Aditya Sehgal
Aditya Sehgal

Reputation: 2893

Does endianess matter when reading N bits from unsigned char

I am trying to read a sequence of bits received from network (in a pre-defined format) and was wondering do we have to take care of endianees.

For example, the pre-defined format says that starting from most significant bit the data received would look like this

 |R||  11 bits data||20 bits data||16 bits data| where R is reserved and ignored.

My questions is while extracting do I have to take care of endianess or can I just do

u16 first_11_bits = *(u16 *)data & 0x7FF0) >>4
u32 20_bits_data  = *(u32 *)data & 0x000FFFFF)

Upvotes: 0

Views: 146

Answers (3)

Art
Art

Reputation: 20402

What kind of network? IP is defined in terms of bytes so whatever order the bit stream happens to be in the underlying layers has been abstracted away from you and you receive the bits in the order that your CPU understands them. Which means that the abstraction that C provides you to access those bits is portable. Think in terms of shifting left or right in C. Whatever the endianness is in the CPU the direction and semantics of shifting in C doesn't change.
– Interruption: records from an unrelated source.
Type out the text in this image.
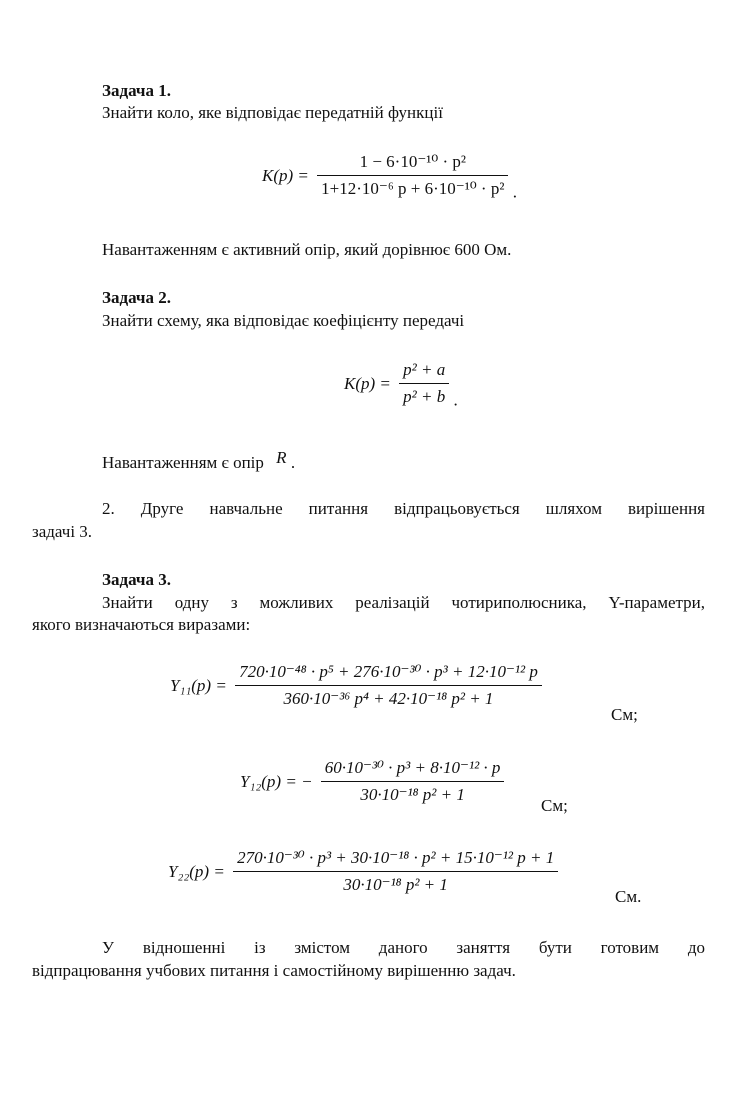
Задача 1.
Знайти коло, яке відповідає передатній функції
$K(p) = \frac{\text{1 − 6·10⁻¹⁰ · p²}}{\text{1+12·10⁻⁶ p + 6·10⁻¹⁰ · p²}}$ .
Навантаженням є активний опір, який дорівнює 600 Ом.
Задача 2.
Знайти схему, яка відповідає коефіцієнту передачі
$K(p) = \frac{\text{p² + a}}{\text{p² + b}}$ .
Навантаженням є опір R .
2. Друге навчальне питання відпрацьовується шляхом вирішення
задачі 3.
Задача 3.
Знайти одну з можливих реалізацій чотириполюсника, Y-параметри,
якого визначаються виразами:
$Y_{11}(p) = \frac{\text{720·10⁻⁴⁸ · p⁵ + 276·10⁻³⁰ · p³ + 12·10⁻¹² p}}{\text{360·10⁻³⁶ p⁴ + 42·10⁻¹⁸ p² + 1}}$
См;
Y₁₂(p) = − $\frac{\text{60·10⁻³⁰ · p³ + 8·10⁻¹² · p}}{\text{30·10⁻¹⁸ p² + 1}}$
См;
$Y_{22}(p) = \frac{\text{270·10⁻³⁰ · p³ + 30·10⁻¹⁸ · p² + 15·10⁻¹² p + 1}}{\text{30·10⁻¹⁸ p² + 1}}$
См.
У відношенні із змістом даного заняття бути готовим до
відпрацювання учбових питання і самостійному вирішенню задач.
So the question is: how is the data encoded into a byte stream by the other end? However the other end encodes the data should be the way you decode it. If they just shove bits into one byte and send that byte over the network, then you don't need to care. If they put bits into one int16 and then send it in network byte order, then you need to worry endianness of that int16. If they put the bits into an int32 and send that, then you need to worry about endianness of that int32.

Upvotes: 1

David Schwartz
David Schwartz

Reputation: 182885

u16 first_11_bits = *(u16 *)data & 0x7FF0) >>4
u32 20_bits_data  = *(u32 *)data & 0x000FFFFF)
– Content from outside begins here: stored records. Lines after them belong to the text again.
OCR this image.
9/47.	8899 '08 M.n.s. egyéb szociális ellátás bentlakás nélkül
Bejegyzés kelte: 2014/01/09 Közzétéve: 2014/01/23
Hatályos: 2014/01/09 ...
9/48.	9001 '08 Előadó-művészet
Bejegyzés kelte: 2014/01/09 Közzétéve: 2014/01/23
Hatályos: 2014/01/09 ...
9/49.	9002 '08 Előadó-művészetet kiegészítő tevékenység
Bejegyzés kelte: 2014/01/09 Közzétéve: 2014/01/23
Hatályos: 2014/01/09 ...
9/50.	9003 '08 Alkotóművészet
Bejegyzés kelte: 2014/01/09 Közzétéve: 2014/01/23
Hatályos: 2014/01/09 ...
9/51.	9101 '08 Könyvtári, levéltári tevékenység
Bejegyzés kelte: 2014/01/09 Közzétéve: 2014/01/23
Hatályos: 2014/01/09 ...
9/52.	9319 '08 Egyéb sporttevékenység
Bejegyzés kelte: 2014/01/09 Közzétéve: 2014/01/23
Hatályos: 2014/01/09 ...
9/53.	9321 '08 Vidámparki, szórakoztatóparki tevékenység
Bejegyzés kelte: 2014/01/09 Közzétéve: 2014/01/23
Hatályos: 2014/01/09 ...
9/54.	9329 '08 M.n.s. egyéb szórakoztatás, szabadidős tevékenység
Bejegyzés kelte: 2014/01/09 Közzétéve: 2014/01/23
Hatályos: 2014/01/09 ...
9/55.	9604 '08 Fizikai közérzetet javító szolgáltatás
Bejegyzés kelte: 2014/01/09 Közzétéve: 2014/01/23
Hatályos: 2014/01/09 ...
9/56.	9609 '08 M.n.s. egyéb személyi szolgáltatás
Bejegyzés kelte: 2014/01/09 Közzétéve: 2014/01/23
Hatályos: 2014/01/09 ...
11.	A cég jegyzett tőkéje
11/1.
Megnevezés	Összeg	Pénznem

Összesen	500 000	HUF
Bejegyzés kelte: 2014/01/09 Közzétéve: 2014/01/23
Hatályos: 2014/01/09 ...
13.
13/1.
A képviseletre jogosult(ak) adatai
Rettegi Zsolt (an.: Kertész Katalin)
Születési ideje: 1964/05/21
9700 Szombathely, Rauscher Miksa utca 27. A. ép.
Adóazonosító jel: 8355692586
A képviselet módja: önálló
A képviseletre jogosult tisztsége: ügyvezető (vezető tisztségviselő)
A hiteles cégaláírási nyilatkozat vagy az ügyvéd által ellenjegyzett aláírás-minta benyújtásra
This is UB. Either data points to a u16 or it points to a u32. It can't point to both. This isn't an endianess issue, it's just an invalid access. You must access for read through the same pointer type you accessed for write. Whichever way you wrote it, that's how you read it. Then you can do bit operations on the value you read back, which will be the same as the value you wrote.

One way this can go wrong is that the compiler is free to assume that a write through a u32 * won't affect a value read through a u16 *. So the write may be to memory but the read may be from a value cached in a register. This has broken real-world code.

For example:

u16 i = * (u16 *) data;
* (u32 *) data = 0;
u16 j = * (u16 *) data;

The compiler is free to treat the last line as u16 j = i;. It last read i the very same way, and it is free to assume that a write to a u32 * can't affect the result of a read from a u16 *.

Upvotes: 0

user694733
user694733

Reputation: 16047

Yes, you will always need to worry about endianness when reading/writing to external resource (file, network, ...). But it has nothing to do with the bit operations.

Casting directly (u16 *)data is not portable way to do things.

I recommend having functions to convert data to native types, before doing bit operations.